• 9 Tips: ‘The Best Practice Management Advice I’ve Ever Received,’ Part 1

    What’s the best practice management advice you’ve ever received? We asked members of the 2015 YO Committee and subcommittees to share the most memorable practice pearls they’ve learned. Next month, we’ll share more of their advice. Share your own in the comments!

    Staffing

    “New patients calling in or walking in will judge your practice by the way they are greeted and how their questions are handled. So, put your friendliest and most hardworking staff at the front desk and on the phones. They will be the face and the front line of your practice.”
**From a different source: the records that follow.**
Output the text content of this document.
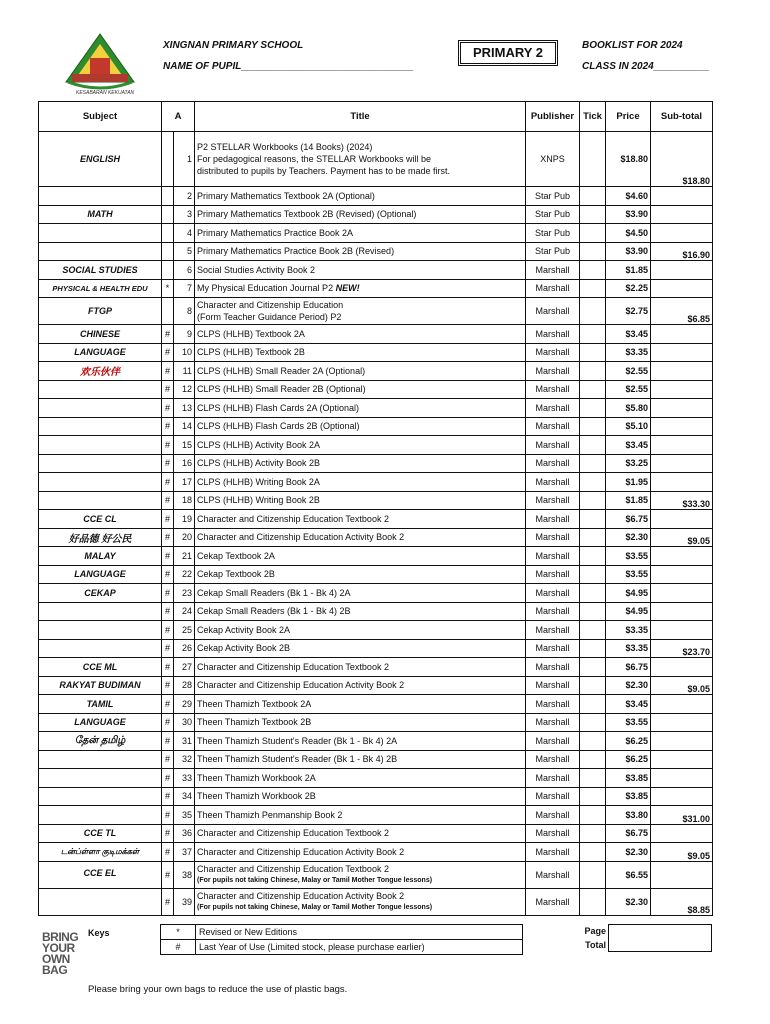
KESABARAN KEKUATAN
XINGNAN PRIMARY SCHOOL
NAME OF PUPIL_______________________________
PRIMARY 2	BOOKLIST FOR 2024
CLASS IN 2024__________
Subject	A		Title	Publisher	Tick	Price	Sub-total
ENGLISH		1	P2 STELLAR Workbooks (14 Books) (2024)
For pedagogical reasons, the STELLAR Workbooks will be
distributed to pupils by Teachers. Payment has to be made first.	XNPS		$18.80	$18.80
		2	Primary Mathematics Textbook 2A (Optional)	Star Pub		$4.60	
MATH		3	Primary Mathematics Textbook 2B (Revised) (Optional)	Star Pub		$3.90	
		4	Primary Mathematics Practice Book 2A	Star Pub		$4.50	
		5	Primary Mathematics Practice Book 2B (Revised)	Star Pub		$3.90	$16.90
SOCIAL STUDIES		6	Social Studies Activity Book 2	Marshall		$1.85	
PHYSICAL & HEALTH EDU	*	7	My Physical Education Journal P2 NEW!	Marshall		$2.25	
FTGP		8	Character and Citizenship Education
(Form Teacher Guidance Period) P2	Marshall		$2.75	$6.85
CHINESE	#	9	CLPS (HLHB) Textbook 2A	Marshall		$3.45	
LANGUAGE	#	10	CLPS (HLHB) Textbook 2B	Marshall		$3.35	
欢乐伙伴	#	11	CLPS (HLHB) Small Reader 2A (Optional)	Marshall		$2.55	
	#	12	CLPS (HLHB) Small Reader 2B (Optional)	Marshall		$2.55	
	#	13	CLPS (HLHB) Flash Cards 2A (Optional)	Marshall		$5.80	
	#	14	CLPS (HLHB) Flash Cards 2B (Optional)	Marshall		$5.10	
	#	15	CLPS (HLHB) Activity Book 2A	Marshall		$3.45	
	#	16	CLPS (HLHB) Activity Book 2B	Marshall		$3.25	
	#	17	CLPS (HLHB) Writing Book 2A	Marshall		$1.95	
	#	18	CLPS (HLHB) Writing Book 2B	Marshall		$1.85	$33.30
CCE CL	#	19	Character and Citizenship Education Textbook 2	Marshall		$6.75	
好品德 好公民	#	20	Character and Citizenship Education Activity Book 2	Marshall		$2.30	$9.05
MALAY	#	21	Cekap Textbook 2A	Marshall		$3.55	
LANGUAGE	#	22	Cekap Textbook 2B	Marshall		$3.55	
CEKAP	#	23	Cekap Small Readers (Bk 1 - Bk 4) 2A	Marshall		$4.95	
	#	24	Cekap Small Readers (Bk 1 - Bk 4) 2B	Marshall		$4.95	
	#	25	Cekap Activity Book 2A	Marshall		$3.35	
	#	26	Cekap Activity Book 2B	Marshall		$3.35	$23.70
CCE ML	#	27	Character and Citizenship Education Textbook 2	Marshall		$6.75	
RAKYAT BUDIMAN	#	28	Character and Citizenship Education Activity Book 2	Marshall		$2.30	$9.05
TAMIL	#	29	Theen Thamizh Textbook 2A	Marshall		$3.45	
LANGUAGE	#	30	Theen Thamizh Textbook 2B	Marshall		$3.55	
தேன் தமிழ்	#	31	Theen Thamizh Student's Reader (Bk 1 - Bk 4) 2A	Marshall		$6.25	
	#	32	Theen Thamizh Student's Reader (Bk 1 - Bk 4) 2B	Marshall		$6.25	
	#	33	Theen Thamizh Workbook 2A	Marshall		$3.85	
	#	34	Theen Thamizh Workbook 2B	Marshall		$3.85	
	#	35	Theen Thamizh Penmanship Book 2	Marshall		$3.80	$31.00
CCE TL	#	36	Character and Citizenship Education Textbook 2	Marshall		$6.75	
டன்ப்ள்ளா குடிமக்கள்	#	37	Character and Citizenship Education Activity Book 2	Marshall		$2.30	$9.05
CCE EL	#	38	Character and Citizenship Education Textbook 2
(For pupils not taking Chinese, Malay or Tamil Mother Tongue lessons)	Marshall		$6.55	
	#	39	Character and Citizenship Education Activity Book 2
(For pupils not taking Chinese, Malay or Tamil Mother Tongue lessons)	Marshall		$2.30	$8.85
Keys	*	Revised or New Editions
#	Last Year of Use (Limited stock, please purchase earlier)
Page
Total
BRING
YOUR
OWN
BAG
Please bring your own bags to reduce the use of plastic bags.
    –Janice C. Law, MD, YO Committee

    “Value your staff members not only for their skill sets or productivity, but also for their individuality. They may have a lot to contribute, given the diversity of their backgrounds. This diversity can often empower them to help with the goals of your practice, and as an added bonus, makes it easier and nicer to head into work each day.”
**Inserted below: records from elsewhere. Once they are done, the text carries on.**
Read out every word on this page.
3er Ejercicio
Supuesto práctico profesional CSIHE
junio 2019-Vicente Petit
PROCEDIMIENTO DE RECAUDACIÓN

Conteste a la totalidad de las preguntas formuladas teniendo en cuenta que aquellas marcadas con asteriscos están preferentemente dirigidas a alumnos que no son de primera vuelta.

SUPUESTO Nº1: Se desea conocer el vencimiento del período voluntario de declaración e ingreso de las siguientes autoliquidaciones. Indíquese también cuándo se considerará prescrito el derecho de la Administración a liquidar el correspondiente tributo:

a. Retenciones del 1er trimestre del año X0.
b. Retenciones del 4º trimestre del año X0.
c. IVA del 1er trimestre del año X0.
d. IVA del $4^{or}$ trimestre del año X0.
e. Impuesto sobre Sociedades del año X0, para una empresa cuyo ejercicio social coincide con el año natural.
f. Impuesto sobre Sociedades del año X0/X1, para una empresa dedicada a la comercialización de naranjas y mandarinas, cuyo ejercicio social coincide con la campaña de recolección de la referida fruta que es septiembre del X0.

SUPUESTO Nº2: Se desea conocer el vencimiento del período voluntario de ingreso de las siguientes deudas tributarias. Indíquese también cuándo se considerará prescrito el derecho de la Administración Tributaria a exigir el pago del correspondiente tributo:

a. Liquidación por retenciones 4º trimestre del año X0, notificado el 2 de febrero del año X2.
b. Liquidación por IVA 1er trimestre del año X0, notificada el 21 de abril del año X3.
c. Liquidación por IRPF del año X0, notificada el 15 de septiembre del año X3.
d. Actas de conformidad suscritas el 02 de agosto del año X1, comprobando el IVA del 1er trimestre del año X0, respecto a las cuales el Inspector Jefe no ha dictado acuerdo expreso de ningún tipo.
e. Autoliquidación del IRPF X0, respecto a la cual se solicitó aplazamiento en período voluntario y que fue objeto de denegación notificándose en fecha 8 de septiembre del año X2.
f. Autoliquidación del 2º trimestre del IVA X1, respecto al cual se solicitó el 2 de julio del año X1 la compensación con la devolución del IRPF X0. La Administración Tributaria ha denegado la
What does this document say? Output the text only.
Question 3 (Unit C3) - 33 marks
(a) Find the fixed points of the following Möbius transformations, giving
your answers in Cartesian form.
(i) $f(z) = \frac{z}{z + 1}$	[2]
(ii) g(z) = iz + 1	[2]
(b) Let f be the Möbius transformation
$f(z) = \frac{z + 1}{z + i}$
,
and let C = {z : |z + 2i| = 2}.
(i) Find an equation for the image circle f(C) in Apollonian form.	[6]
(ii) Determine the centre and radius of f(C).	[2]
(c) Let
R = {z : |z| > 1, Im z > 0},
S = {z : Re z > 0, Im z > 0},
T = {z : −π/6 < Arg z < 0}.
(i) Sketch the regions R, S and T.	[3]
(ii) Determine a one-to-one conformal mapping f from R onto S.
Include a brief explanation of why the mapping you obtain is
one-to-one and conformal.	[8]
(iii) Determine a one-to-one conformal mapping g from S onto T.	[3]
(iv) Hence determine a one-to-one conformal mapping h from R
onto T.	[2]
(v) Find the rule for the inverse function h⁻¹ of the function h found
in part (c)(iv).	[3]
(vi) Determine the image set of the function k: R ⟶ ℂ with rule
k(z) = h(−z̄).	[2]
    –Julie H. Tsai, MD, YO Committee

    “A busy clinic is only as good as the happiness of its entire staff. From the front desk to the back clinic rooms to the billing office, different employees have very different daily experiences. Make time every day to visit each area, listen for potential issues and thank everyone for their efforts. Most importantly, teach a little during or after the clinic. There is no such thing as too much clinical knowledge for your staff! An ongoing ophthalmic education will enable them to work more confidently and efficiently. So, make them as invested in the mission of the practice as the physicians, and make them proud of where they work. Few things will have as big an impact on patient care and your long-term career satisfaction.”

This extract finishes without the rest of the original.